Financial institutions are bound by the rules, but consumers are not; it does not ban people from owning cryptocurrencies. However, China’s most popular search engine began censoring a number of search for phrases used in the crypto world in June without warning. Around the same time, the Ministry of Public Security claimed that it had detained over 1,100 people from over 170 criminal organisations suspected of laundering Bitcoin funds.
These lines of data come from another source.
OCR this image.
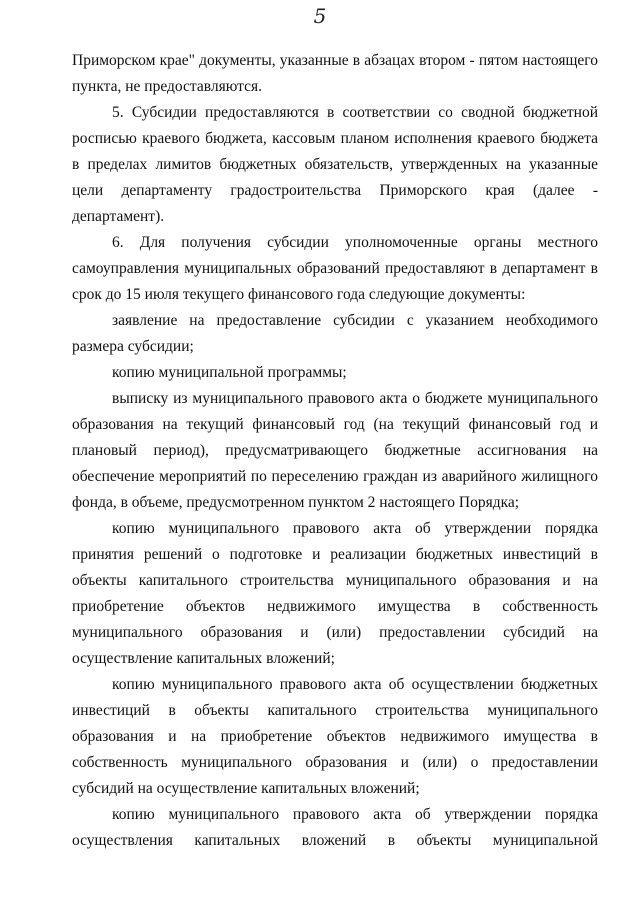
5

Приморском крае" документы, указанные в абзацах втором - пятом настоящего пункта, не предоставляются.

5. Субсидии предоставляются в соответствии со сводной бюджетной росписью краевого бюджета, кассовым планом исполнения краевого бюджета в пределах лимитов бюджетных обязательств, утвержденных на указанные цели департаменту градостроительства Приморского края (далее - департамент).

6. Для получения субсидии уполномоченные органы местного самоуправления муниципальных образований предоставляют в департамент в срок до 15 июля текущего финансового года следующие документы:

заявление на предоставление субсидии с указанием необходимого размера субсидии;

копию муниципальной программы;

выписку из муниципального правового акта о бюджете муниципального образования на текущий финансовый год (на текущий финансовый год и плановый период), предусматривающего бюджетные ассигнования на обеспечение мероприятий по переселению граждан из аварийного жилищного фонда, в объеме, предусмотренном пунктом 2 настоящего Порядка;

копию муниципального правового акта об утверждении порядка принятия решений о подготовке и реализации бюджетных инвестиций в объекты капитального строительства муниципального образования и на приобретение объектов недвижимого имущества в собственность муниципального образования и (или) предоставлении субсидий на осуществление капитальных вложений;

копию муниципального правового акта об осуществлении бюджетных инвестиций в объекты капитального строительства муниципального образования и на приобретение объектов недвижимого имущества в собственность муниципального образования и (или) о предоставлении субсидий на осуществление капитальных вложений;

копию муниципального правового акта об утверждении порядка осуществления капитальных вложений в объекты муниципальной
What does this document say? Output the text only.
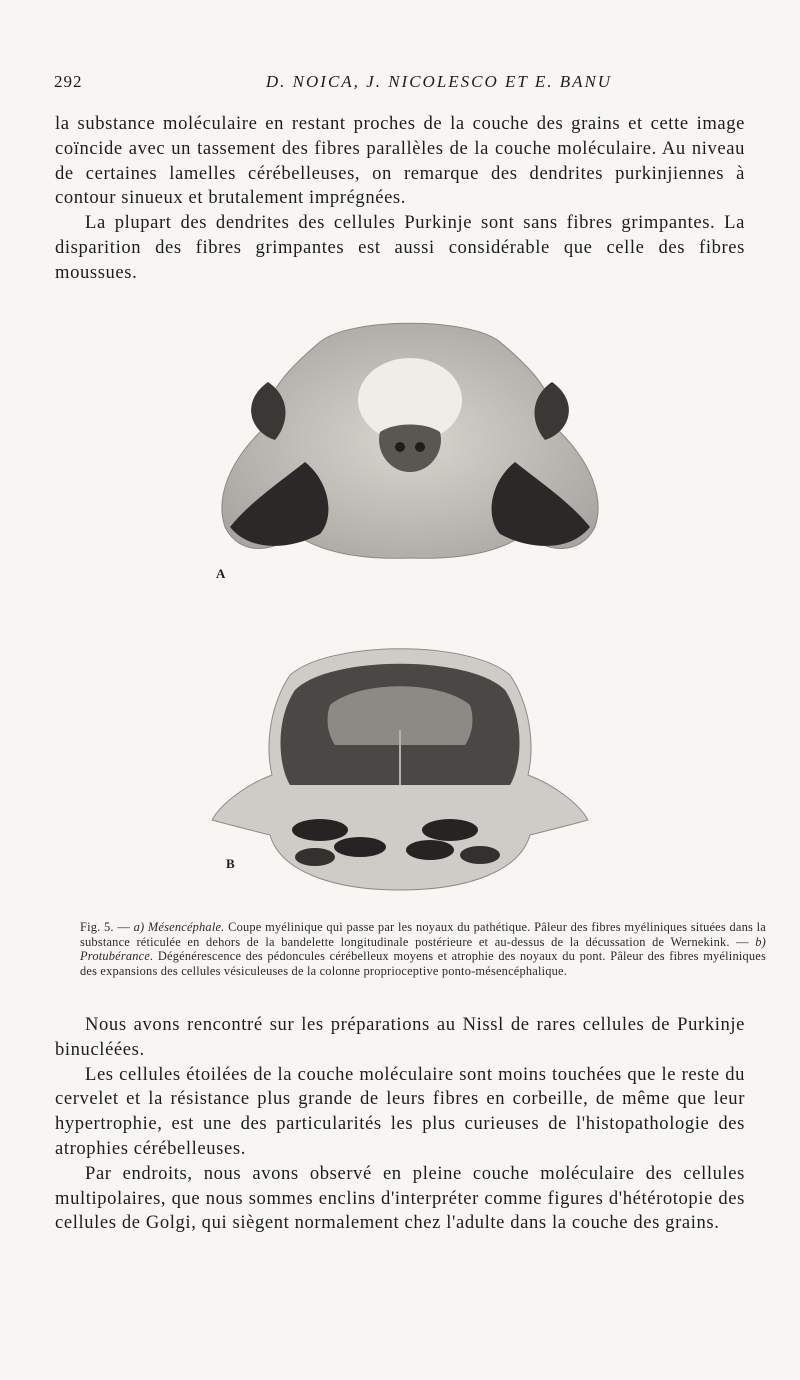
292	D. NOICA, J. NICOLESCO ET E. BANU

la substance moléculaire en restant proches de la couche des grains et cette image coïncide avec un tassement des fibres parallèles de la couche moléculaire. Au niveau de certaines lamelles cérébelleuses, on remarque des dendrites purkinjiennes à contour sinueux et brutalement imprégnées.

La plupart des dendrites des cellules Purkinje sont sans fibres grimpantes. La disparition des fibres grimpantes est aussi considérable que celle des fibres moussues.

A
B
Fig. 5. — a) Mésencéphale. Coupe myélinique qui passe par les noyaux du pathétique. Pâleur des fibres myéliniques situées dans la substance réticulée en dehors de la bandelette longitudinale postérieure et au-dessus de la décussation de Wernekink. — b) Protubérance. Dégénérescence des pédoncules cérébelleux moyens et atrophie des noyaux du pont. Pâleur des fibres myéliniques des expansions des cellules vésiculeuses de la colonne proprioceptive ponto-mésencéphalique.

Nous avons rencontré sur les préparations au Nissl de rares cellules de Purkinje binucléées.

Les cellules étoilées de la couche moléculaire sont moins touchées que le reste du cervelet et la résistance plus grande de leurs fibres en corbeille, de même que leur hypertrophie, est une des particularités les plus curieuses de l'histopathologie des atrophies cérébelleuses.

Par endroits, nous avons observé en pleine couche moléculaire des cellules multipolaires, que nous sommes enclins d'interpréter comme figures d'hétérotopie des cellules de Golgi, qui siègent normalement chez l'adulte dans la couche des grains.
Inner Mongolia, Xinjiang, Sinchuan, and Yunnan, China’s top Bitcoin-mining areas, adopted steps to restrict mining in the same month, shutting off miners’ electrical sources and forcing them to abolish. 90 percent of the country’s capacity was impacted. Bans were imposed by the ministries of Gansu, Henan and Anhui this month.

Indirect consequences

Some of the consequences are listed down below.

  1. The global scarcity of semiconductors might be alleviated if interest on Bitcoin mining hardware falls.
  2. Depending on the energy mix of the nation, moving Bitcoin mining to another country will either reduce or raise Bitcoin’s environmental footprint.
  3. China’s government will strengthen its own blockchain network and cryptocurrency programmes while tightening restrictions on private virtual currency activities.

Causes for the crackdown

The crackdown is most likely motivated by political, economical, and environmental factors all at the same time.

Stability of finances – The crackdown on cryptocurrencies is a part of a larger campaign to combat financial system instability and misuse. For Chinese officials, the potential of a financial disaster is a constant worry.

Factors affecting politics – For years, the Chinese authorities has advised virtual currency investors to trade their digital assets in order to combat corruption and enhance Party discipline. China is creating its own Central Bank Digital Currency, which is similar to cryptocurrencies in terms of technology but is supported by China’s monetary authority and can be monitored and regulated by the government, unlike cryptocurrencies.

Protection of the environment – Bitcoin mining consumes a lot of electricity. According to reports, the Bitcoin system currently consumes more power than Argentina as a whole, with China accounting for approximately two-thirds of all Bitcoin mining.This is in direct opposition to one of Beijing’s top priorities: the social sustainability of its economy.Bitcoin miners may be lucrative as enterprises as far as Bitcoin rates stay high, but in terms of the amount of electricity they utilize and the impact on the environment they leave in this bitcoin era, they contribute nothing to Beijing’s larger economic goals. They are neither large employers nor a significant ‘future industry’ that Beijing wishes to grow. The present onslaught on Bitcoin appears to be the start of the advanced ordinary. During May, the Financial Stability and Development Committee of the State Council stated that it will continue to prosecute coin mining and trade. A full ban on cryptocurrency ownership and trading may not be out of question, although it is a far-fetched possibility. Even if you do not go that far, keeping it will seem less appealing.